Empathy for the Oppressors

It boils down to this: all these media outlets and organisations heroically champion journalists who have Hamas’s stamp of approval, while ignoring what this ‘reporting’ actually means for the people of Gaza. As Ahmed Fouad Alkhatib — a Palestinian dissident who fled the Strip — puts it: these ‘journalists’ do not speak for the people of Gaza — they help the oppressor.

Normally I just link to a tweet like this, but in this case I took a screenshot of the entire post. Read what this dissident wrote, and consider what Western media are doing to the people of Gaza by elevating propagandists who daily sacrifice the blood of ordinary Gazans on the altar of ’the resistance’.

And isn’t this always the tragedy of the Palestinians? Few people are genuinely interested in them. There were no mass demonstrations when tens of thousands of Palestinians died in Syria. There were no accusations of ‘apartheid’ against neighbouring countries that denied them civil rights and discriminated against them severely. Palestinian suffering only receives attention when Israel can be blamed for it.

Uprising in Gaza

The supposed empathy of our media for Gaza and for these journalists is nauseating. It is not empathy — at best it’s the promotion of a fashionable narrative, at worst it’s thinly veiled hatred of Israel. And if anything reveals that, it’s the instant evaporation of interest the moment Gazans rise up against their own oppressors. That was clear again in March 2025.
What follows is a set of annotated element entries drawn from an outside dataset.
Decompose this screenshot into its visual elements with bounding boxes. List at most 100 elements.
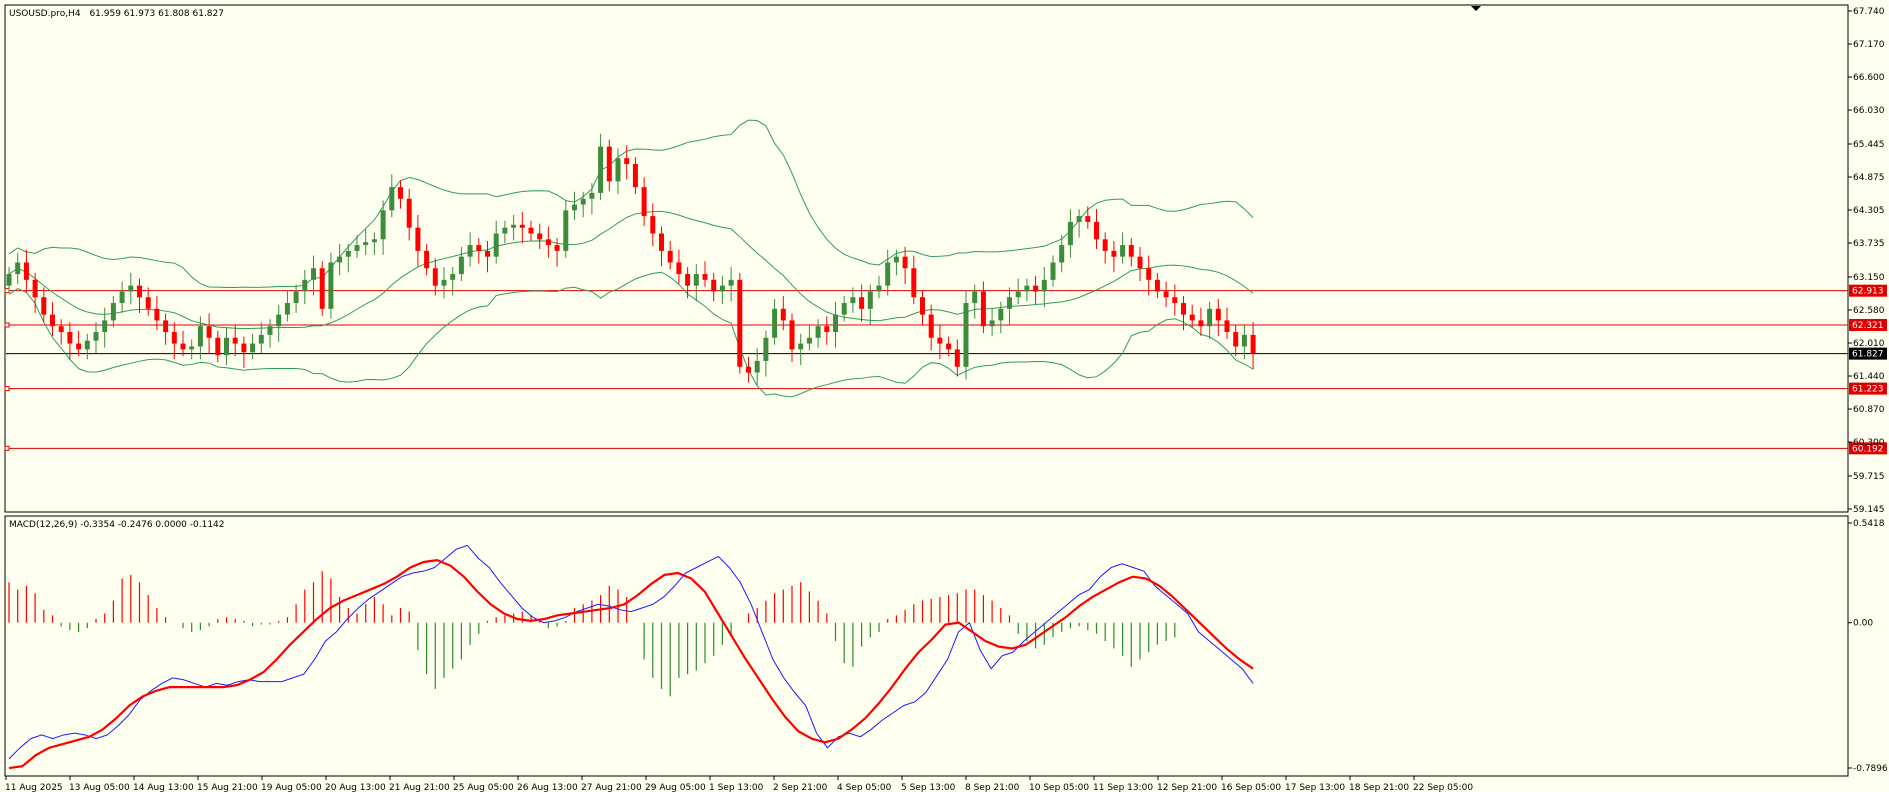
price-tick-label: 67.740 bbox=[1853, 7, 1885, 17]
candle-body bbox=[267, 326, 273, 335]
candle-body bbox=[563, 210, 569, 251]
candle-body bbox=[15, 262, 21, 275]
candle-body bbox=[58, 326, 64, 332]
candle-body bbox=[789, 320, 795, 350]
price-axis: 67.740 67.170 66.600 66.030 65.445 64.875 64.3… bbox=[1848, 7, 1885, 515]
candle-body bbox=[589, 192, 595, 199]
candle-body bbox=[398, 187, 403, 199]
candle-body bbox=[1189, 314, 1195, 321]
candle-body bbox=[363, 242, 369, 246]
time-tick-label: 8 Sep 21:00 bbox=[965, 783, 1020, 792]
candle-body bbox=[885, 262, 891, 286]
candle-body bbox=[371, 239, 377, 243]
price-tick-label: 59.145 bbox=[1853, 505, 1885, 515]
time-tick-label: 11 Sep 13:00 bbox=[1093, 783, 1153, 792]
candle-body bbox=[624, 158, 630, 164]
macd-histogram bbox=[8, 571, 1176, 697]
candle-body bbox=[519, 224, 525, 228]
time-tick-label: 25 Aug 05:00 bbox=[453, 783, 514, 792]
time-tick-label: 15 Aug 21:00 bbox=[197, 783, 258, 792]
price-tick-label: 66.600 bbox=[1853, 73, 1885, 83]
bollinger-middle bbox=[8, 210, 1254, 330]
candle-body bbox=[815, 326, 821, 338]
candle-body bbox=[833, 314, 838, 332]
candle-body bbox=[572, 204, 577, 211]
candle-body bbox=[311, 268, 316, 280]
horizontal-levels[interactable]: 62.913 62.321 61.827 61.223 60.192 bbox=[4, 284, 1887, 455]
candle-body bbox=[354, 245, 360, 251]
candle-body bbox=[893, 256, 899, 263]
candle-body bbox=[632, 163, 638, 188]
price-tick-label: 66.030 bbox=[1853, 106, 1885, 116]
candle-body bbox=[1111, 250, 1117, 257]
ohlc-values: 61.959 61.973 61.808 61.827 bbox=[89, 9, 224, 19]
price-level-value: 60.192 bbox=[1852, 444, 1884, 454]
candle-body bbox=[206, 326, 212, 338]
candle-body bbox=[763, 337, 769, 361]
candle-body bbox=[676, 262, 682, 275]
candle-body bbox=[119, 291, 125, 304]
candle-body bbox=[197, 326, 203, 347]
candle-body bbox=[258, 334, 264, 344]
candle-body bbox=[1015, 291, 1021, 298]
candle-body bbox=[232, 337, 238, 344]
symbol-label: USOUSD.pro,H4 bbox=[9, 9, 81, 19]
candle-body bbox=[554, 245, 560, 251]
price-tick-label: 64.305 bbox=[1853, 206, 1885, 216]
time-tick-label: 2 Sep 21:00 bbox=[773, 783, 828, 792]
candle-body bbox=[798, 343, 804, 350]
candle-body bbox=[1094, 221, 1099, 240]
time-tick-label: 11 Aug 2025 bbox=[5, 783, 63, 792]
chart-shift-marker-icon[interactable] bbox=[1471, 6, 1481, 11]
candle-body bbox=[493, 233, 499, 257]
candle-body bbox=[937, 337, 943, 344]
macd-line bbox=[8, 544, 1254, 760]
level-handle bbox=[4, 386, 10, 392]
time-tick-label: 14 Aug 13:00 bbox=[133, 783, 194, 792]
candle-body bbox=[615, 158, 621, 182]
candle-body bbox=[1154, 279, 1160, 292]
candle-body bbox=[711, 279, 717, 292]
candle-body bbox=[1076, 216, 1082, 222]
candle-body bbox=[224, 337, 229, 356]
price-tick-label: 63.735 bbox=[1853, 239, 1885, 249]
candle-body bbox=[128, 285, 134, 292]
price-level-tag bbox=[1849, 318, 1887, 331]
time-axis: 11 Aug 2025 13 Aug 05:00 14 Aug 13:00 15 Au… bbox=[5, 776, 1473, 792]
time-tick-label: 26 Aug 13:00 bbox=[517, 783, 578, 792]
candle-body bbox=[345, 250, 351, 257]
price-tick-label: 60.300 bbox=[1853, 438, 1885, 448]
time-tick-label: 22 Sep 05:00 bbox=[1413, 783, 1473, 792]
symbol-header: USOUSD.pro,H4 61.959 61.973 61.808 61.82… bbox=[9, 9, 224, 19]
bollinger-upper bbox=[8, 119, 1254, 288]
candle-body bbox=[450, 274, 456, 280]
time-tick-label: 5 Sep 13:00 bbox=[901, 783, 956, 792]
candle-body bbox=[841, 303, 847, 315]
candle-body bbox=[415, 227, 421, 251]
candle-body bbox=[250, 343, 256, 353]
price-level-value: 61.827 bbox=[1852, 350, 1884, 360]
candle-body bbox=[685, 274, 691, 286]
candle-body bbox=[1024, 285, 1030, 292]
candle-body bbox=[1233, 331, 1239, 347]
time-tick-label: 12 Sep 21:00 bbox=[1157, 783, 1217, 792]
price-level-tag bbox=[1849, 347, 1887, 360]
candle-body bbox=[67, 331, 73, 344]
candle-body bbox=[41, 297, 47, 315]
candle-body bbox=[102, 320, 108, 332]
candle-body bbox=[693, 274, 699, 286]
macd-tick-label: 0.00 bbox=[1853, 619, 1873, 629]
candle-body bbox=[1041, 279, 1047, 292]
candle-body bbox=[545, 239, 551, 246]
price-level-tag bbox=[1849, 442, 1887, 455]
candle-body bbox=[667, 250, 673, 263]
candle-body bbox=[867, 291, 873, 309]
candle-body bbox=[215, 337, 221, 356]
time-tick-label: 29 Aug 05:00 bbox=[645, 783, 706, 792]
price-tick-label: 60.870 bbox=[1853, 405, 1885, 415]
level-handle bbox=[4, 445, 10, 451]
macd-tick-label: 0.5418 bbox=[1853, 519, 1885, 529]
candle-body bbox=[1163, 291, 1169, 298]
time-tick-label: 16 Sep 05:00 bbox=[1221, 783, 1281, 792]
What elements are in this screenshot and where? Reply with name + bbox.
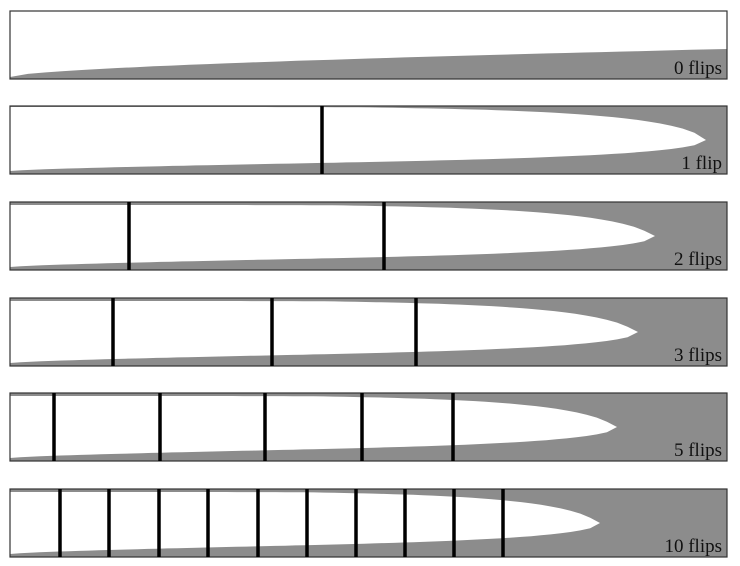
panel-label: 10 flips <box>664 536 722 557</box>
panel-1-flip: 1 flip <box>9 105 728 175</box>
flip-lines <box>127 202 386 270</box>
gray-fill-region <box>10 49 727 79</box>
panel-label: 0 flips <box>674 58 722 79</box>
panel-border <box>9 297 728 367</box>
panel-3-flips: 3 flips <box>9 297 728 367</box>
flip-lines <box>58 489 505 557</box>
gray-fill-region <box>10 298 727 366</box>
flip-lines <box>52 393 455 461</box>
gray-fill-region <box>10 106 727 174</box>
gray-fill-region <box>10 202 727 270</box>
panel-border <box>9 201 728 271</box>
gray-fill-region <box>10 393 727 461</box>
panel-label: 3 flips <box>674 345 722 366</box>
gray-fill-region <box>10 489 727 557</box>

Footage emerged from Gaza of large-scale demonstrations against Hamas. The protests weren’t confined to a single neighbourhood or city; people took to the streets all across the Strip. They chanted slogans against Hamas, and against Al Jazeera — every bit as much a Hamas mouthpiece. I gathered the footage and went looking for coverage of it.

Only the Telegraaf reported on it. Otherwise, dead silence. Only after days of protest did a few stories finally trickle in — and how cautiously. Gazans protesting against Hamas? Against Al Jazeera, our ‘quality media’s’ favourite channel? That didn’t fit the narrative. The NOS even suggested that Israel might be behind it…

And now Palestinians are once again calling for an uprising in Gaza — an uprising against the oppressors. Will the ‘brave’ citizen journalists in Gaza — heroes of the Dutch children’s news — report on it? Don’t count on it. Will Hamas crush it violently? Count on that.

In October 2025, the whole world still knew Hamas had to disarm. That was a core element of the ceasefire. Now it seems to have been forgotten already. Our media are once again trotting along obediently behind Hamas propaganda and railing against Israel whenever it takes action against terrorists.

It doesn’t matter how much evidence Israel produces.

When it comes to the truth, the Dutch media blackout never ends.